Rex Douglas Stephens, 59, of Hickory Flat, died Sunday, March 6, 2011, in Amarillo, Texas.

He was born March 25, 1951, in Ripley to H.G. and Sue Dollar Stephens. He grew up in Blue Mountain and had lived in Hickory Flat for 41 years. Mr. Stephens was a truck driver for 40 years. He loved the Lord and attended Faith Assembly of God in Myrtle. He was a loving husband and good dad and grandfather. His hobbies included motorcycle riding, muscle cars and gun collecting. He never met a stranger.

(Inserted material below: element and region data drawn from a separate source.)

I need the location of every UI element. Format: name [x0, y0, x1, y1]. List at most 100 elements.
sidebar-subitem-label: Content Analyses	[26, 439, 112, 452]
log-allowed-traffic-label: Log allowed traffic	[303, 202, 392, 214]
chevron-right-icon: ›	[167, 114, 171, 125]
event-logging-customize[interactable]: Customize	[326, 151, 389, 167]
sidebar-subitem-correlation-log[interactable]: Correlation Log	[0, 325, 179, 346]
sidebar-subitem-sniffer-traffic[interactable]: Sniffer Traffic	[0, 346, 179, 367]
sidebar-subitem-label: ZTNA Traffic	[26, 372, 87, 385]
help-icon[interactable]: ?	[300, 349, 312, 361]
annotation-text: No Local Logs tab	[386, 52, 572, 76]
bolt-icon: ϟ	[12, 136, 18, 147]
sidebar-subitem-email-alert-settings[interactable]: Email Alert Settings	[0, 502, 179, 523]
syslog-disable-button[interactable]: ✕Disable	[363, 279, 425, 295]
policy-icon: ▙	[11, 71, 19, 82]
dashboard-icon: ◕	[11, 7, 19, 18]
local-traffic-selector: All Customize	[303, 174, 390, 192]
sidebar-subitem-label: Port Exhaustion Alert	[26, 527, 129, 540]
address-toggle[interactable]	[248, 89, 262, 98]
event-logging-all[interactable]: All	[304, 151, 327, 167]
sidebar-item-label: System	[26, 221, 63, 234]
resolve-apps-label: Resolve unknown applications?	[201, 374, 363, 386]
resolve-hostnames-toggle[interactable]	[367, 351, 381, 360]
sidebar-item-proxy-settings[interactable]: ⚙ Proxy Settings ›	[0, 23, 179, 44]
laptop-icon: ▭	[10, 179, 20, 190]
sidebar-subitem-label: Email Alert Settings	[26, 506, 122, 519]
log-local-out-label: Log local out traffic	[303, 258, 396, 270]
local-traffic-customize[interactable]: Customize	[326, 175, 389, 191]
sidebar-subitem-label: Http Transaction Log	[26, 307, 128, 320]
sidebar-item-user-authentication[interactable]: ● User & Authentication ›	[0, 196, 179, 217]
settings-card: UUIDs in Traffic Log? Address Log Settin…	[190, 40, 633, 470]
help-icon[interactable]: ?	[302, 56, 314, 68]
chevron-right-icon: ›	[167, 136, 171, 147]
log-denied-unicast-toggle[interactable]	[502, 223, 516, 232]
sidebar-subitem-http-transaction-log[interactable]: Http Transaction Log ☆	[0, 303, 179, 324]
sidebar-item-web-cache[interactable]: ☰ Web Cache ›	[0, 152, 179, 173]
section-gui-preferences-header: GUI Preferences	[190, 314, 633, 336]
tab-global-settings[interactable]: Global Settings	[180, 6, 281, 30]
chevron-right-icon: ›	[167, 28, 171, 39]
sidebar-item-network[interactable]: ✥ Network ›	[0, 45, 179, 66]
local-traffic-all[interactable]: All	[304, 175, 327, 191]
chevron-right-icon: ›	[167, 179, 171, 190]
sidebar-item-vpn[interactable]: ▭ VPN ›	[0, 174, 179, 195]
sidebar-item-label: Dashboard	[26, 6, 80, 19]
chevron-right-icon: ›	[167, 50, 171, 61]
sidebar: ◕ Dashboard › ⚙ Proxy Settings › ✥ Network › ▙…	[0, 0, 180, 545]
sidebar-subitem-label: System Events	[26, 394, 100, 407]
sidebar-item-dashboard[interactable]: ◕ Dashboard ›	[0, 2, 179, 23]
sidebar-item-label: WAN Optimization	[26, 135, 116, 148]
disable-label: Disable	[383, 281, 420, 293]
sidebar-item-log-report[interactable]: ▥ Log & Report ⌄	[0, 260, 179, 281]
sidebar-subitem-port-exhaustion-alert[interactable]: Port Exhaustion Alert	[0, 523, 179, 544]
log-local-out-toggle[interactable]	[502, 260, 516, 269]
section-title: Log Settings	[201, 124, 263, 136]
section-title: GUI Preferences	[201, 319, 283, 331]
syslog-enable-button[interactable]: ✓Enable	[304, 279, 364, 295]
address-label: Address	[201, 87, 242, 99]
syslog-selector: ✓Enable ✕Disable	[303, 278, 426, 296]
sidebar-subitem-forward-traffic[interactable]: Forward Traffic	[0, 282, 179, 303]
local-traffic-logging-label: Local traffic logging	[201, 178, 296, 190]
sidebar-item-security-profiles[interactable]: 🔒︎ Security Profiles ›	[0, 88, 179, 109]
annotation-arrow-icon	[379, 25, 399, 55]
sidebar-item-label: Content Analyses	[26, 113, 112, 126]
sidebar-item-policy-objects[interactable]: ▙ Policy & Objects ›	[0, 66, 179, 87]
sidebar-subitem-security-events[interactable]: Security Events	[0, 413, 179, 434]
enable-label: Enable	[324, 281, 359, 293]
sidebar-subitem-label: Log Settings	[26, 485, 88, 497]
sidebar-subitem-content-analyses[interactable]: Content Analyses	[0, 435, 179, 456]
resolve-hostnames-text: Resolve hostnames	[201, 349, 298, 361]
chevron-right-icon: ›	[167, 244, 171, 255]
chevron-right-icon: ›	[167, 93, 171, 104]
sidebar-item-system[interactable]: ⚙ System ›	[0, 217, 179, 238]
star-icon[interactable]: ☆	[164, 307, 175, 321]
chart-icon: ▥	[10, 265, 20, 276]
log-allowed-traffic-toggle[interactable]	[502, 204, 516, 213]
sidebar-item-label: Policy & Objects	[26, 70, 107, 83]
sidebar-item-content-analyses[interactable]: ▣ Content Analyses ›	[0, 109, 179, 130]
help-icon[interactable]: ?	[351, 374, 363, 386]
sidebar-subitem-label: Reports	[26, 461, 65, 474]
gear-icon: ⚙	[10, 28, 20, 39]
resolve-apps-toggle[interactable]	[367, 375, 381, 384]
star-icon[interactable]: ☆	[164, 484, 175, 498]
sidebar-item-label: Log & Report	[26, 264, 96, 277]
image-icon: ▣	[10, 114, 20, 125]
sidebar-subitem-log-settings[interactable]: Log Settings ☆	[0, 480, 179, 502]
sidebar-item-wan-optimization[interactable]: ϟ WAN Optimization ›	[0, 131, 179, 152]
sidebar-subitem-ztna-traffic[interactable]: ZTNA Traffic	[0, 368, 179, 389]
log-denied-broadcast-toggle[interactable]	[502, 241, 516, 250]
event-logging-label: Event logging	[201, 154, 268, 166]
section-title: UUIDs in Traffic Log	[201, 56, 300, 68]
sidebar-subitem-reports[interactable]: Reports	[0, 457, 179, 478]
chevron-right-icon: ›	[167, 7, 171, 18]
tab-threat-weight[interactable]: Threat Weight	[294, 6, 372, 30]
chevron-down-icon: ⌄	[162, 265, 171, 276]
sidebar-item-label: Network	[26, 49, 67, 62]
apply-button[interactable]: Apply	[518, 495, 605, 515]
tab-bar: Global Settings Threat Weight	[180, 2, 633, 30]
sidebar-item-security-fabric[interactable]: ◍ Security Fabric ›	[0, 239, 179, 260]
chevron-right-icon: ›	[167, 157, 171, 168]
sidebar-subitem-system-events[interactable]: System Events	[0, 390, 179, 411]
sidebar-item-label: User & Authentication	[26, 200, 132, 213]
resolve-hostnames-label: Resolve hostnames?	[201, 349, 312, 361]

Services were at 2 p.m. Thursday, march 10, at Faith Assembly of God in Myrtle with Bro. Tom Wiginton and Bro. Roy Bostick officiating. Burial was in the church cemetery. Glenfield Funeral Home of New Albany was in charge of the arrangements.

Survivors his wife of 41 years, Jessi Stephens of Hickory Flat; son, Shane Douglas Stephens of Tupelo; two daughters, Melissa Stephens Ayers of Hickory Flat and Kellye Stephens Parker of Etta; brother, Ricky Dean Stephens of Hickory Flat; two sisters, Dianne Stephens Wayne and Donna Stephens Hart, both of Pass Christian; and six grandchildren, Cade Ayers, Jonas Parker, Addison Parker, Lauren Parker, Grady Stephens and Jacob Stephens.

Pallbearers were Barry Grisham, Michael Wilkinson, Kevin Wayne, Matt Wayne, Max Victory and Charles Tredaway.

Memorials may be made to The Gideons.